Every time the A’s got a couple of runners on base, Zza Zza Simmons would stand up, turn around at her section, and shout, “OK, Dahlings, it’s time to do the wave! One, two, three…GO! Wooooooooooooooo!”
Now that was truly frightening.
Moneyball is a raincloud, and A’s bloggers are Eeyore. The book follows you where ever you go. It’s difficult to come up with an interesting angle on the A’s that hasn’t been covered by Moneyball, or by the seven hundred billion gazillion essays about Moneyball that followed Moneyball.
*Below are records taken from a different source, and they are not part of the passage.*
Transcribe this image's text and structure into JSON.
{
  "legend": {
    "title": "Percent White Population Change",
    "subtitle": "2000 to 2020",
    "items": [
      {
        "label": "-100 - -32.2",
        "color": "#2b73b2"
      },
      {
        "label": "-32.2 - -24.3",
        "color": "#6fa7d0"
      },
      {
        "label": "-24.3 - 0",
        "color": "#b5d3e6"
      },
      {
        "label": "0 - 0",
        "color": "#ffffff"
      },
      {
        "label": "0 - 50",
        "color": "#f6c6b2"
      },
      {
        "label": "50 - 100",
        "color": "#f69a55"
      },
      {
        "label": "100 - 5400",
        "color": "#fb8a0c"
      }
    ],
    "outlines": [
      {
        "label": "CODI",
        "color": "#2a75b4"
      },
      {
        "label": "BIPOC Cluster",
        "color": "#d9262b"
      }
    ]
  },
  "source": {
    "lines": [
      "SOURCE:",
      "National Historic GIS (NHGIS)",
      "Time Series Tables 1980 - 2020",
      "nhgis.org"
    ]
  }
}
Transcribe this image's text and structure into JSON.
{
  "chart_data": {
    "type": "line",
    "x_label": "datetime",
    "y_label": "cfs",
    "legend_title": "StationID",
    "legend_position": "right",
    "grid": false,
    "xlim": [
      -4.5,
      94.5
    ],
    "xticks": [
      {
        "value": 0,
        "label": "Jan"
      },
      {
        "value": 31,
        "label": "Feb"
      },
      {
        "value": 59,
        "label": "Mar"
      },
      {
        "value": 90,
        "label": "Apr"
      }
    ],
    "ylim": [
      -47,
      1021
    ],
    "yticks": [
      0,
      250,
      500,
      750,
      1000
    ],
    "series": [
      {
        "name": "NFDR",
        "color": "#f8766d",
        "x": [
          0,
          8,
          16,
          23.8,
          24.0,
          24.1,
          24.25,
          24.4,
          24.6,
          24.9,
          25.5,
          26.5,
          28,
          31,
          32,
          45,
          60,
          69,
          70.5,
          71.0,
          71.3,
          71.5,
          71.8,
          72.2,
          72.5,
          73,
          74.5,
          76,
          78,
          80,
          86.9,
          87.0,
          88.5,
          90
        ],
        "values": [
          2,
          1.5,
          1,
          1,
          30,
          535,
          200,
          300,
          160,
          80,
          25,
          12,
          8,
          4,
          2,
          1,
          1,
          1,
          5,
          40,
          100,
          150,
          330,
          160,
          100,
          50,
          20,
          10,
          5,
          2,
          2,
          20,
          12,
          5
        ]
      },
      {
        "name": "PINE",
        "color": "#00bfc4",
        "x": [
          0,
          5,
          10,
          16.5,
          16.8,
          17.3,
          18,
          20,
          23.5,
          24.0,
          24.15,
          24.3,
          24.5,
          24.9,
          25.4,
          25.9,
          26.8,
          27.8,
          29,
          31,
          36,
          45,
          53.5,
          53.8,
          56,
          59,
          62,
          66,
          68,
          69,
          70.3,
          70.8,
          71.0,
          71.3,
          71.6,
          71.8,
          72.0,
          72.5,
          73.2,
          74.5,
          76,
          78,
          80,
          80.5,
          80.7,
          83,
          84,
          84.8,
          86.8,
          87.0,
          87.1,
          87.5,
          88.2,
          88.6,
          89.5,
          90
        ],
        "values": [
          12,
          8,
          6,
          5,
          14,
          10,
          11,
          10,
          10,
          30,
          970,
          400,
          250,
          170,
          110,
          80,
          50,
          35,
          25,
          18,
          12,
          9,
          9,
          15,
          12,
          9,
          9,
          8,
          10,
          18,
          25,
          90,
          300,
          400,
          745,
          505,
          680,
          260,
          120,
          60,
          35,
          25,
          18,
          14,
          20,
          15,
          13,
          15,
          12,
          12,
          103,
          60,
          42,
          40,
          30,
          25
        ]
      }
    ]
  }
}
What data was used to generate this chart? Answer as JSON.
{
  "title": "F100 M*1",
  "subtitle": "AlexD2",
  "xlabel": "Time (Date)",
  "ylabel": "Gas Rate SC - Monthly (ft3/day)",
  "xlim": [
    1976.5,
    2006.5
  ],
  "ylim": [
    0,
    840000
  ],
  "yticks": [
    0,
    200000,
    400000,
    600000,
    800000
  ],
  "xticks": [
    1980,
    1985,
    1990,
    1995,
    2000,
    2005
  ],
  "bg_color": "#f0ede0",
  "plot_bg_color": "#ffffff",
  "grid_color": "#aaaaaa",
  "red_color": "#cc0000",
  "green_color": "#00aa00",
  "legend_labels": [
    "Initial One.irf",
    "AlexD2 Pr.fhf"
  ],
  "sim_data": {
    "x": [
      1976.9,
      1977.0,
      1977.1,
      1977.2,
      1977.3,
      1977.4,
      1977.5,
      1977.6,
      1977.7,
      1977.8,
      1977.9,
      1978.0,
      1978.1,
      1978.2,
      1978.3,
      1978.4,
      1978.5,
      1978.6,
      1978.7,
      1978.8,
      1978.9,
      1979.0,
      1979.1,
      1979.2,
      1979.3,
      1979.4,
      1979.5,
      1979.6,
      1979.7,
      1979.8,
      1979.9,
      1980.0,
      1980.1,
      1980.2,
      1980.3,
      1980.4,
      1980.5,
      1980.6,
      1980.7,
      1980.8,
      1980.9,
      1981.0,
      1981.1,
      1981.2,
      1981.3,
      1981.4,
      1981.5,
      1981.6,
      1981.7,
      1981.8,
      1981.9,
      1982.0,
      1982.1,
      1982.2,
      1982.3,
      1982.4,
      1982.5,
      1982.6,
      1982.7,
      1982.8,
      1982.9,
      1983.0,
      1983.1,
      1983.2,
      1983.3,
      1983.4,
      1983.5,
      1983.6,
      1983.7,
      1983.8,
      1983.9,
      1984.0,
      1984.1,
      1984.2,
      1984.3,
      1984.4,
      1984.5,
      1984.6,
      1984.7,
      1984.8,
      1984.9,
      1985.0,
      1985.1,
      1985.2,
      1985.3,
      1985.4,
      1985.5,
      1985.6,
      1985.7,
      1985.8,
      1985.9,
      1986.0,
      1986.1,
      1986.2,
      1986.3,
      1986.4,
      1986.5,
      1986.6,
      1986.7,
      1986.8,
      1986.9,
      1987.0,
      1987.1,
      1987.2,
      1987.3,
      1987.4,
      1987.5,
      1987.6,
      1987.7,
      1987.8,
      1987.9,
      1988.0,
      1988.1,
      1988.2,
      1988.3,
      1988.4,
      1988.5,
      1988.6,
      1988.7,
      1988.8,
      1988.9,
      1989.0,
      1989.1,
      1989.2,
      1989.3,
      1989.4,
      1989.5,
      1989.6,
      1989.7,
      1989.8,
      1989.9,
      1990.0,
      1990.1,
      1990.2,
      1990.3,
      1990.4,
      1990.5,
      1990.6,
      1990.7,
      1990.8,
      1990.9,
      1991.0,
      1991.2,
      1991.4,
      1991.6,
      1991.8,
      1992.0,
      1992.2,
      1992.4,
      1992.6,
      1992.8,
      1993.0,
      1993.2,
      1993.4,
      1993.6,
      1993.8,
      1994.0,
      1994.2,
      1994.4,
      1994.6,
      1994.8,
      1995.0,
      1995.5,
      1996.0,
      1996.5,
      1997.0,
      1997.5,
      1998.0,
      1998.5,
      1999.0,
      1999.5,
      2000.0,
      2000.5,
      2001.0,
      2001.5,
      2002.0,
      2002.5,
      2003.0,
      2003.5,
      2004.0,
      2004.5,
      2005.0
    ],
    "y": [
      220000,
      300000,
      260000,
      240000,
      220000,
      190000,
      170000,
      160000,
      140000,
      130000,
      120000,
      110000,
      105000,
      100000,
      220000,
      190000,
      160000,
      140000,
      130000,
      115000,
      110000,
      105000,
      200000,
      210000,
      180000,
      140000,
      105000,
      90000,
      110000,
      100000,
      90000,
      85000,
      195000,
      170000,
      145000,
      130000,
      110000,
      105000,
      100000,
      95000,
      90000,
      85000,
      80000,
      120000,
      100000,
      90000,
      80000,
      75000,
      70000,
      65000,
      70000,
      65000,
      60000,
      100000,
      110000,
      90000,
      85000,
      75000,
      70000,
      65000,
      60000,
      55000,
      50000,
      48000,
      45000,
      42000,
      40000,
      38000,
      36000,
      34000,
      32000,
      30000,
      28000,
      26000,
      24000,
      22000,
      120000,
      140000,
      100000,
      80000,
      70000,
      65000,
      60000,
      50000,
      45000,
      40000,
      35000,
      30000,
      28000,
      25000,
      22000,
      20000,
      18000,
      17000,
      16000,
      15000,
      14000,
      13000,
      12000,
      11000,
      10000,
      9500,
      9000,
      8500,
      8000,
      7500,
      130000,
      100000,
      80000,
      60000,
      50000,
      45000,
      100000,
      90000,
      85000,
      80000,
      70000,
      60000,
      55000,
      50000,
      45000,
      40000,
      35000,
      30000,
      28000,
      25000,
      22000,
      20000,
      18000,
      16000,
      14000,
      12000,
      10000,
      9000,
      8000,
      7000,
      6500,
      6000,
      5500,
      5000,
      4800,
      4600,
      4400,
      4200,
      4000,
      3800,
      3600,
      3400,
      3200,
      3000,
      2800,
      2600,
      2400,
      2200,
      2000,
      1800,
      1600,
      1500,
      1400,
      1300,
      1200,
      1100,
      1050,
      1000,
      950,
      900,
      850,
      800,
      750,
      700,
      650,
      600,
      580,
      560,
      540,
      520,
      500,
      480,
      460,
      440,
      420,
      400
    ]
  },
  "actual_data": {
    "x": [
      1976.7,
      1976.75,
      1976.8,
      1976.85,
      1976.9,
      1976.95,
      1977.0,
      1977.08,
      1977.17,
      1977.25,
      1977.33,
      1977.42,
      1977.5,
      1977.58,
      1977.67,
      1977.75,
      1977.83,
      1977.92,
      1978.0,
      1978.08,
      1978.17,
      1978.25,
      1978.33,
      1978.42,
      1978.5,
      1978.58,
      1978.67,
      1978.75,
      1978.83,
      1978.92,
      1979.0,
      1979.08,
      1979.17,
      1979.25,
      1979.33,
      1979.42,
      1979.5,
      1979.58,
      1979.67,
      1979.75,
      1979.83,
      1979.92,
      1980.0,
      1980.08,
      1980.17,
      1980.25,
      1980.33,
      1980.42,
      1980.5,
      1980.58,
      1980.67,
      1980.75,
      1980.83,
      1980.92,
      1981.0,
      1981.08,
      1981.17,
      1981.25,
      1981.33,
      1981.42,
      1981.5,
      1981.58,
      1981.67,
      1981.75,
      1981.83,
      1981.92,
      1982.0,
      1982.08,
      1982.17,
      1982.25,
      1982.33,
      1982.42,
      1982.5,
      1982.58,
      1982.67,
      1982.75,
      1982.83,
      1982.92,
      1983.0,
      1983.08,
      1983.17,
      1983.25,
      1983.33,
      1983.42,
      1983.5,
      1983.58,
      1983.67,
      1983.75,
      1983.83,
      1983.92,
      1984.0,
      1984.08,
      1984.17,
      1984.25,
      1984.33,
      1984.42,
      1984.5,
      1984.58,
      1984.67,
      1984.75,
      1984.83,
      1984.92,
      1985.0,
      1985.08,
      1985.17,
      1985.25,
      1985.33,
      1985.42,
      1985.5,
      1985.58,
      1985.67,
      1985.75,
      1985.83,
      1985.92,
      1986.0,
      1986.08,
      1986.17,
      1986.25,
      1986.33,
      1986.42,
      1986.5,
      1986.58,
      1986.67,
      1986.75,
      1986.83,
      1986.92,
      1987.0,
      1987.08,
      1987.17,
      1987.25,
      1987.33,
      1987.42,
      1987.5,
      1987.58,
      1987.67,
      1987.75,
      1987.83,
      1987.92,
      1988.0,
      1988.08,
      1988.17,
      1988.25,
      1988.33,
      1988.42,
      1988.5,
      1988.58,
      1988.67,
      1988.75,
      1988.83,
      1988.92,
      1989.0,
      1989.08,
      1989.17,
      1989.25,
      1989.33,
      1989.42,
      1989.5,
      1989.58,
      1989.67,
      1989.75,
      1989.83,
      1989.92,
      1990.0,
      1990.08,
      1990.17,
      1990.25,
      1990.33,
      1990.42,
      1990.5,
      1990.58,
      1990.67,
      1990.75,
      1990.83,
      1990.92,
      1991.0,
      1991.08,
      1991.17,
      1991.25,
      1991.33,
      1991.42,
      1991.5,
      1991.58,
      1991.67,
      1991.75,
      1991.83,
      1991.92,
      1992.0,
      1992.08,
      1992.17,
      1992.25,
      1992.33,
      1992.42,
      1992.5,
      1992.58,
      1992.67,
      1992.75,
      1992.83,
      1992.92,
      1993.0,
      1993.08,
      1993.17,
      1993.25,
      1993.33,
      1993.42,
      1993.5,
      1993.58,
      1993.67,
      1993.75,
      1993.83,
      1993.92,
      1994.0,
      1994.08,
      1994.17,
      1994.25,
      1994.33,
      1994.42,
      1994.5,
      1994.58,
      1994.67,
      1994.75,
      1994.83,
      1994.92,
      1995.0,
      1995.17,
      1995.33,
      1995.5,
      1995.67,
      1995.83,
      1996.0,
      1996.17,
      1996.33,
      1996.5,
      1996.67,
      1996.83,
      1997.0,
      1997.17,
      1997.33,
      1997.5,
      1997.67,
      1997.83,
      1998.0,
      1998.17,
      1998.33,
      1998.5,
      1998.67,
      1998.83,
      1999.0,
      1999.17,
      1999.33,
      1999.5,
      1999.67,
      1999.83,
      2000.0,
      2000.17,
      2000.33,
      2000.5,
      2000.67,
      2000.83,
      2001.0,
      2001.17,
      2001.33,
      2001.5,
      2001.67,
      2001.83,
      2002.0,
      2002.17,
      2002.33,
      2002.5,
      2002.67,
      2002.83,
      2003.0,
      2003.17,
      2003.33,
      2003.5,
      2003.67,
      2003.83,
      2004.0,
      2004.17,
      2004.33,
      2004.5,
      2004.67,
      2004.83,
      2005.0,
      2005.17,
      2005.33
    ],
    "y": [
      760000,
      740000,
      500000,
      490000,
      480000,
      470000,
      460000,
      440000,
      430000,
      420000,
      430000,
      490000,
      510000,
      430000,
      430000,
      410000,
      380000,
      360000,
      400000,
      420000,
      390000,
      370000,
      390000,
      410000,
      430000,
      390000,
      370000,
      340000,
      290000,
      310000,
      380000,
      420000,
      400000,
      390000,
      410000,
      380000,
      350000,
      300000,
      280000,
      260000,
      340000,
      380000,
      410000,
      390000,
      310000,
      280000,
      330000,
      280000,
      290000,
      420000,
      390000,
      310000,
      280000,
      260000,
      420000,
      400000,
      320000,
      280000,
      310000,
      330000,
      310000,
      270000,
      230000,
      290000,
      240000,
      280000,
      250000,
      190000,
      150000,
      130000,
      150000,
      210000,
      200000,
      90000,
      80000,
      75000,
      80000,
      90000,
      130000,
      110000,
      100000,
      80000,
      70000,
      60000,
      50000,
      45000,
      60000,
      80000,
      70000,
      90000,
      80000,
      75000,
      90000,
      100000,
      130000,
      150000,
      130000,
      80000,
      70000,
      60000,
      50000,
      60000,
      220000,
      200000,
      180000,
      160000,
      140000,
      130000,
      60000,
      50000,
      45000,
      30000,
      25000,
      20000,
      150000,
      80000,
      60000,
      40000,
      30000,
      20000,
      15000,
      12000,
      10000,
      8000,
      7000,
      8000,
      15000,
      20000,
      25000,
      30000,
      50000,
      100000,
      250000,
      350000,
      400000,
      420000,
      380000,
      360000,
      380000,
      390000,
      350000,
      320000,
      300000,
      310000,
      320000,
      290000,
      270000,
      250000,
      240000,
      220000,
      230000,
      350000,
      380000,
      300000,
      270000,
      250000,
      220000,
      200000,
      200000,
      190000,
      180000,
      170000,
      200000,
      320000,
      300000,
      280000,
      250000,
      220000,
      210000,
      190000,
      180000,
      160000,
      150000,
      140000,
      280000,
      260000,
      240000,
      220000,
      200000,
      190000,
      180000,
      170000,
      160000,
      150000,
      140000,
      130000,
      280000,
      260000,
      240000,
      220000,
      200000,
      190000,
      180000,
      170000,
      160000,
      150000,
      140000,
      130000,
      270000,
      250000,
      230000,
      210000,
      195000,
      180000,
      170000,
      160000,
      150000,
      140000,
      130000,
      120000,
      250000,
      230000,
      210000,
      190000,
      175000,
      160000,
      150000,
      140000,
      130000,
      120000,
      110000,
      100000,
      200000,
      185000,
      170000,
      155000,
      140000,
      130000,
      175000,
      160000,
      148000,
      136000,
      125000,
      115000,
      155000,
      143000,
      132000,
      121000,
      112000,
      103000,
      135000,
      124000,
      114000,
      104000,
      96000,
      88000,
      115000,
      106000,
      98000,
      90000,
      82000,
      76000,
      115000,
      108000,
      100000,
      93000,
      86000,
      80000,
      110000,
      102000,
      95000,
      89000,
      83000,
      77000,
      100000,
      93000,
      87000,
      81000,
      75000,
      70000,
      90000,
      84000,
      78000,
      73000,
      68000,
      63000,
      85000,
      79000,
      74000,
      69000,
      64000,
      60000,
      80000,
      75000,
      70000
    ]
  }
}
Sometimes, if you’re lucky, you can manage to scrounge up a few sticks, lean them up against each other like a tent, and crawl under. It’s better than nothing, but you still get wet.
Even more annoying than Moneyball and essays about Moneyball, are discussions about essays about Moneyball. There exists a sort of Moneyball corollary to Godwin’s Law. Whenever there’s an online discussion about the A’s, someone will inevitably bring up Moneyball. Which is fine, until someone else inevitably feels compelled to say, “They missed the whole point of the book!” Nothing follows from that point but the beating of dead horses.
Of course, by discussing this, I have now written an essay about discussions about essays about Moneyball. And when you enter your comments below…
In other words, Moneyball has become cliché. There’s nothing left to add to it, except to start making jokes. As Mark Liberman at Language Log wrote about my Eskimo-word-for-slump joke, “stereotyped rhetoric repeats itself, first as cliché, then as irony.”
With this walk:

My Nick Swisher fast (see sidebar, at bottom) is finally over. He had an extra-base hit (a double) and a walk in the same game.
The fasting has worked wonders, especially with Kendall and Loaiza, but really, there isn’t anybody on the A’s who is stinking now, except maybe Antonio Perez. Should I do a Perez fast?
Nah, what’s the point?
Who is currently leading the 2006 Oakland A’s in Win Shares?
Got your guess?
OK, now go check out the answer.
You were wrong, weren’t you?
Don Nelson is back in Oakland???
Wow.
I used to be a huge Golden State Warriors fan, but that team has been so bad for so long that every piece of hope I ever had for it has been completely squeezed dry. I’m completely numb to that team now. Or at least I thought I was, until they went and did something wacky like this. I guess there’s still a little light flickering inside me for that team, because I find this quite interesting, even if it’s only a rubbernecking-to-see-the-latest-car-wreck kind of interest.
Every time I think about the A’s losing nine straight ALDS clinching games, or about choking in September the last two seasons, or about anybody named Hatcher, I should just think of the Golden State Warriors, and be grateful. Because things could be sooooooooo much worse.